A ketogenic diet (KD) reduces daily carbohydrates (CHOs) ingestion by replacing most calories with fat. KD is of increasing interest among athletes because it may increase their maximal oxygen uptake (VO2max), the principal performance limitation at high-altitudes (1500-3500 m). We examined the tolerance of a 4-week isocaloric KD (ICKD) under simulated hypoxia and the possibility of evaluating ICKD performance benefits with a maximal graded exercise bike test under hypoxia and collected data on the effect of the diet on performance markers and arterial blood gases.
In a randomised single-blind cross-over model, 6 recreational mountaineers (age 24-44 years) completed a 4-week ICKD followed or preceded by a 4-week usual mixed Western-style diet (UD). Performance parameters (VO2max, lactate threshold [LT], peak power [Ppeak]) and arterial blood gases (PaO2, PaCO2, pH, HCO3-) were measured at baseline under two conditions (normoxia and hypoxia) as well as after a 4-week UD and 4-week ICKD under the hypoxic condition.
We analysed data for all 6 participants (BMI 19.9-24.6 kg m-2). Mean VO2max in the normoxic condition was 44.6 ml kg-1 min-1. Hypoxia led to decreased performance in all participants. With the ICKD diet, median values for PaO2 decreased by - 14.5% and VO2max by + 7.3% and Ppeak by + 4.7%.

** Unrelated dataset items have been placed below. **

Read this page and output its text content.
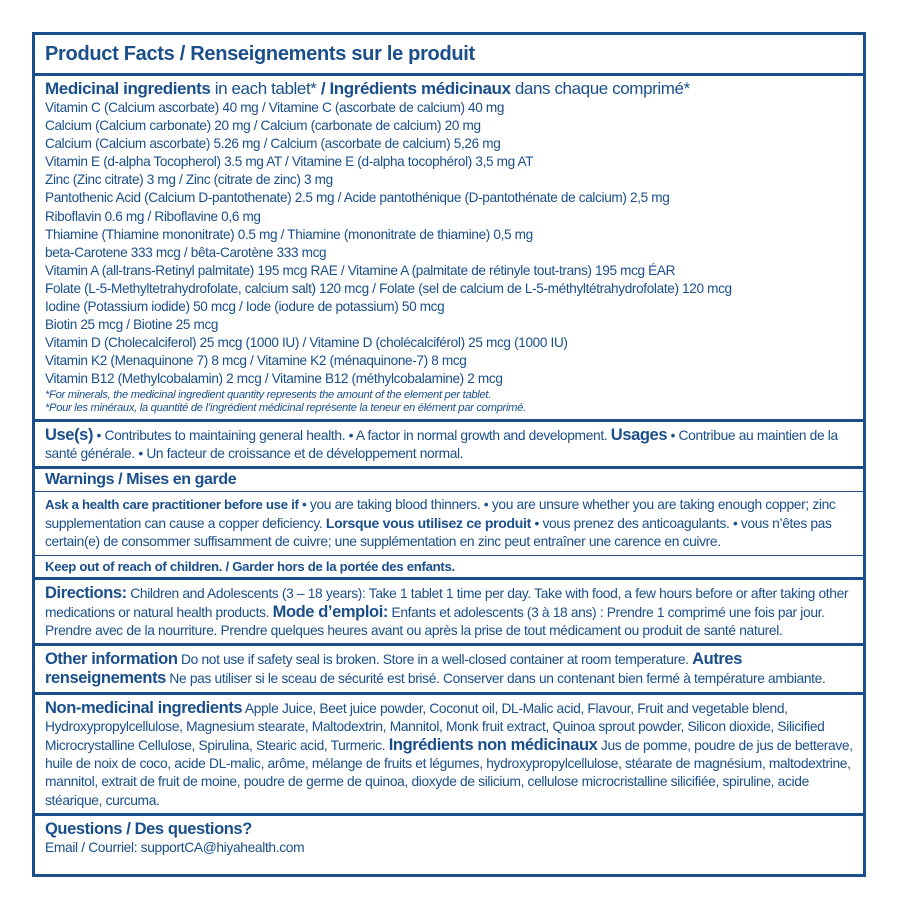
Product Facts / Renseignements sur le produit
Medicinal ingredients in each tablet* / Ingrédients médicinaux dans chaque comprimé*
Vitamin C (Calcium ascorbate) 40 mg / Vitamine C (ascorbate de calcium) 40 mg
Calcium (Calcium carbonate) 20 mg / Calcium (carbonate de calcium) 20 mg
Calcium (Calcium ascorbate) 5.26 mg / Calcium (ascorbate de calcium) 5,26 mg
Vitamin E (d-alpha Tocopherol) 3.5 mg AT / Vitamine E (d-alpha tocophérol) 3,5 mg AT
Zinc (Zinc citrate) 3 mg / Zinc (citrate de zinc) 3 mg
Pantothenic Acid (Calcium D-pantothenate) 2.5 mg / Acide pantothénique (D-pantothénate de calcium) 2,5 mg
Riboflavin 0.6 mg / Riboflavine 0,6 mg
Thiamine (Thiamine mononitrate) 0.5 mg / Thiamine (mononitrate de thiamine) 0,5 mg
beta-Carotene 333 mcg / bêta-Carotène 333 mcg
Vitamin A (all-trans-Retinyl palmitate) 195 mcg RAE / Vitamine A (palmitate de rétinyle tout-trans) 195 mcg ÉAR
Folate (L-5-Methyltetrahydrofolate, calcium salt) 120 mcg / Folate (sel de calcium de L-5-méthyltétrahydrofolate) 120 mcg
Iodine (Potassium iodide) 50 mcg / Iode (iodure de potassium) 50 mcg
Biotin 25 mcg / Biotine 25 mcg
Vitamin D (Cholecalciferol) 25 mcg (1000 IU) / Vitamine D (cholécalciférol) 25 mcg (1000 IU)
Vitamin K2 (Menaquinone 7) 8 mcg / Vitamine K2 (ménaquinone-7) 8 mcg
Vitamin B12 (Methylcobalamin) 2 mcg / Vitamine B12 (méthylcobalamine) 2 mcg
*For minerals, the medicinal ingredient quantity represents the amount of the element per tablet.
*Pour les minéraux, la quantité de l’ingrédient médicinal représente la teneur en élément par comprimé.
Use(s) • Contributes to maintaining general health. • A factor in normal growth and development. Usages • Contribue au maintien de la santé générale. • Un facteur de croissance et de développement normal.
Warnings / Mises en garde
Ask a health care practitioner before use if • you are taking blood thinners. • you are unsure whether you are taking enough copper; zinc supplementation can cause a copper deficiency. Lorsque vous utilisez ce produit • vous prenez des anticoagulants. • vous n’êtes pas certain(e) de consommer suffisamment de cuivre; une supplémentation en zinc peut entraîner une carence en cuivre.
Keep out of reach of children. / Garder hors de la portée des enfants.
Directions: Children and Adolescents (3 – 18 years): Take 1 tablet 1 time per day. Take with food, a few hours before or after taking other medications or natural health products. Mode d’emploi: Enfants et adolescents (3 à 18 ans) : Prendre 1 comprimé une fois par jour. Prendre avec de la nourriture. Prendre quelques heures avant ou après la prise de tout médicament ou produit de santé naturel.
Other information Do not use if safety seal is broken. Store in a well-closed container at room temperature. Autres renseignements Ne pas utiliser si le sceau de sécurité est brisé. Conserver dans un contenant bien fermé à température ambiante.
Non-medicinal ingredients Apple Juice, Beet juice powder, Coconut oil, DL-Malic acid, Flavour, Fruit and vegetable blend, Hydroxypropylcellulose, Magnesium stearate, Maltodextrin, Mannitol, Monk fruit extract, Quinoa sprout powder, Silicon dioxide, Silicified Microcrystalline Cellulose, Spirulina, Stearic acid, Turmeric. Ingrédients non médicinaux Jus de pomme, poudre de jus de betterave, huile de noix de coco, acide DL-malic, arôme, mélange de fruits et légumes, hydroxypropylcellulose, stéarate de magnésium, maltodextrine, mannitol, extrait de fruit de moine, poudre de germe de quinoa, dioxyde de silicium, cellulose microcristalline silicifiée, spiruline, acide stéarique, curcuma.
Questions / Des questions?
Email / Courriel: supportCA@hiyahealth.com
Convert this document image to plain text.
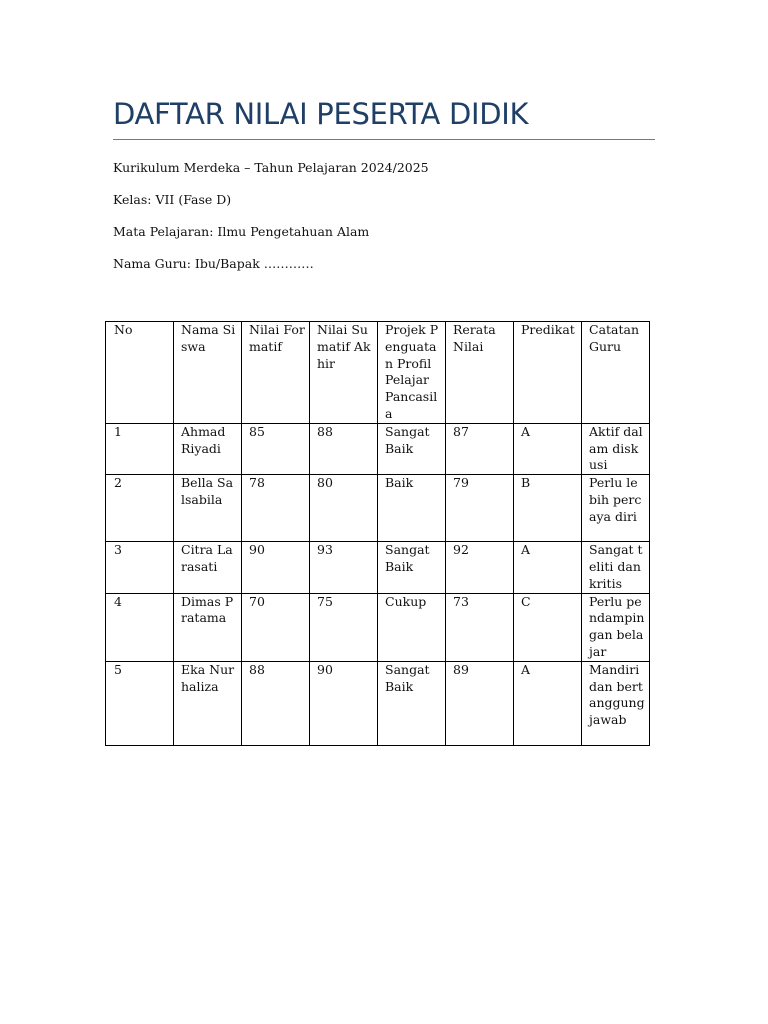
DAFTAR NILAI PESERTA DIDIK
Kurikulum Merdeka – Tahun Pelajaran 2024/2025
Kelas: VII (Fase D)
Mata Pelajaran: Ilmu Pengetahuan Alam
Nama Guru: Ibu/Bapak …………
No	Nama Siswa	Nilai Formatif	Nilai Sumatif Akhir	Projek Penguatan Profil Pelajar Pancasila	Rerata Nilai	Predikat	Catatan Guru
1	Ahmad Riyadi	85	88	Sangat Baik	87	A	Aktif dalam diskusi
2	Bella Salsabila	78	80	Baik	79	B	Perlu lebih percaya diri
3	Citra Larasati	90	93	Sangat Baik	92	A	Sangat teliti dan kritis
4	Dimas Pratama	70	75	Cukup	73	C	Perlu pendampingan belajar
5	Eka Nurhaliza	88	90	Sangat Baik	89	A	Mandiri dan bertanggung jawab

All participants except one could complete the ICKD. VO2max improved with the ICKD under the hypoxia condition. Therefore, an ICKD is an interesting alternative to CHOs dependency for endurance performance at high-altitudes, including high-altitude training and high-altitude races. Nevertheless, decreased PaO2 with ICKD remains a significant limitation in very-high to extreme altitudes (> 3500 m). Trial registration Clinical trial registration Nr. NCT05603689 (Clinicaltrials.gov). Ethics approval CER-VD, trial Nr. 2020-00427, registered 18.08.2020-prospectively registered.